# Fishing Off 528



## MarkDido (Jul 6, 2003)

My neighbor and I were headed back from Sebastian Inlet and Jetty Park on Saturday afternoon when we decided to stop along 528. Both places were packed and you neded a ticket to get on to either jetty!

We pulled in at the bridge over the Indian River and fished there for a little while. Not much happening, but I was thinking how nice and uncrowded that stretch along 528 was. You don't have to be elbow-to-elbow with another person, or wind up getting tangled up by someone livelining a mullet. That and I can work directly out of the back of my truck instead of having to load up the cart and schlep it 1/2 mile to the jetty.

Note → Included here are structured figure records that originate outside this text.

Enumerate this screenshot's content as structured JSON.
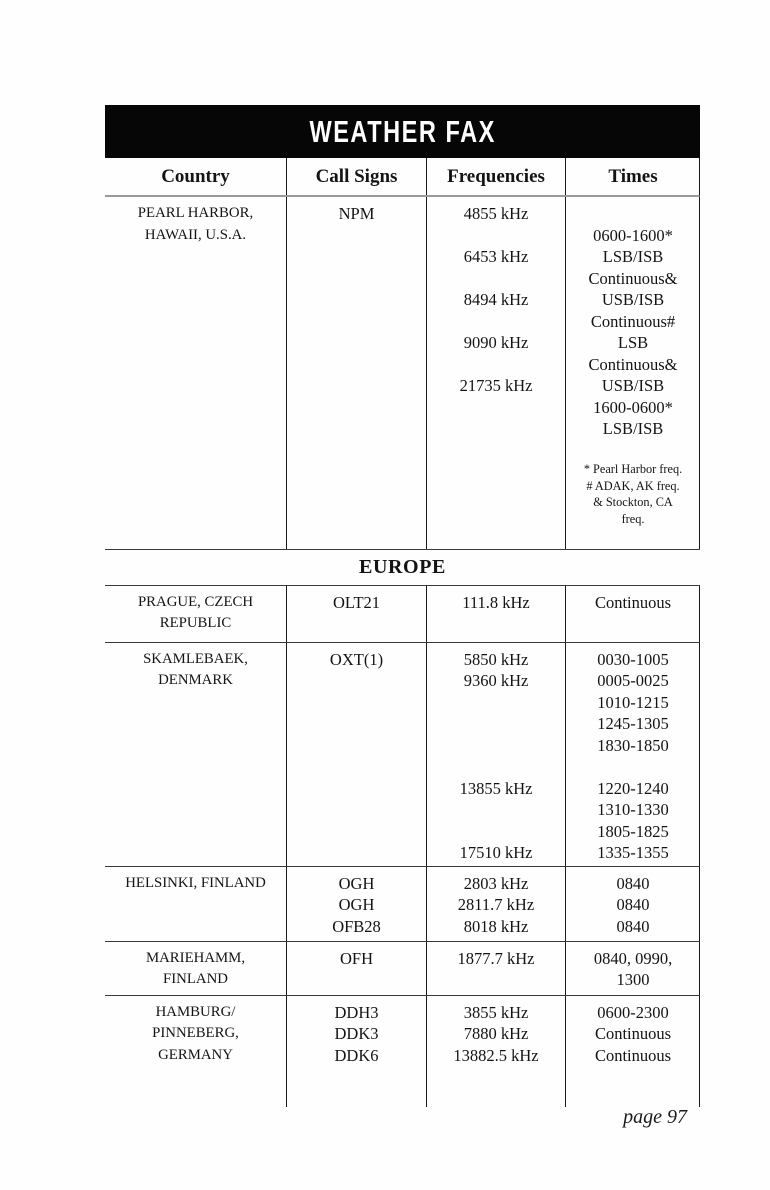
{
  "colors": {
    "banner_bg": "#060606",
    "banner_text": "#ffffff",
    "header_rule": "#9a9a9a",
    "grid_line": "#1a1a1a"
  },
  "table": {
    "title": "WEATHER FAX",
    "headers": {
      "country": "Country",
      "call_signs": "Call Signs",
      "frequencies": "Frequencies",
      "times": "Times"
    },
    "section_header": "EUROPE",
    "rows": [
      {
        "country": "PEARL HARBOR,\nHAWAII, U.S.A.",
        "call_signs": "NPM",
        "frequencies": "4855 kHz\n\n6453 kHz\n\n8494 kHz\n\n9090 kHz\n\n21735 kHz",
        "times": "0600-1600*\nLSB/ISB\nContinuous&\nUSB/ISB\nContinuous#\nLSB\nContinuous&\nUSB/ISB\n1600-0600*\nLSB/ISB",
        "footnotes": "* Pearl Harbor freq.\n# ADAK, AK freq.\n& Stockton, CA\nfreq."
      },
      {
        "country": "PRAGUE, CZECH\nREPUBLIC",
        "call_signs": "OLT21",
        "frequencies": "111.8 kHz",
        "times": "Continuous"
      },
      {
        "country": "SKAMLEBAEK,\nDENMARK",
        "call_signs": "OXT(1)",
        "frequencies": "5850 kHz\n9360 kHz\n\n\n\n\n13855 kHz\n\n\n17510 kHz",
        "times": "0030-1005\n0005-0025\n1010-1215\n1245-1305\n1830-1850\n\n1220-1240\n1310-1330\n1805-1825\n1335-1355"
      },
      {
        "country": "HELSINKI, FINLAND",
        "call_signs": "OGH\nOGH\nOFB28",
        "frequencies": "2803 kHz\n2811.7 kHz\n8018 kHz",
        "times": "0840\n0840\n0840"
      },
      {
        "country": "MARIEHAMM,\nFINLAND",
        "call_signs": "OFH",
        "frequencies": "1877.7 kHz",
        "times": "0840, 0990,\n1300"
      },
      {
        "country": "HAMBURG/\nPINNEBERG,\nGERMANY",
        "call_signs": "DDH3\nDDK3\nDDK6",
        "frequencies": "3855 kHz\n7880 kHz\n13882.5 kHz",
        "times": "0600-2300\nContinuous\nContinuous"
      }
    ]
  },
  "footer": {
    "page_number": "page 97"
  }
}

I know that the inlets are the primo areas to fish, but how would youu rate the fishing along this stretch, and what should I be looking for, fish wise?

Thanks!


----------



## Redsgurl (Nov 3, 2003)

I've caught Red's there, and some nice trout. Unfortunately, you will get more than your fair share of catfish if youre usin mullet. I like it too, for the same reasons you stated, and the availability of finger mullet. And if you go to the stretch right before U.S.1, and go down onto the south side, there's a lil cove down there that almost always holds bait. There are a couple of docks on the north side that hold trout, jacks at night, especially when it gets cold. Hope this helps........


----------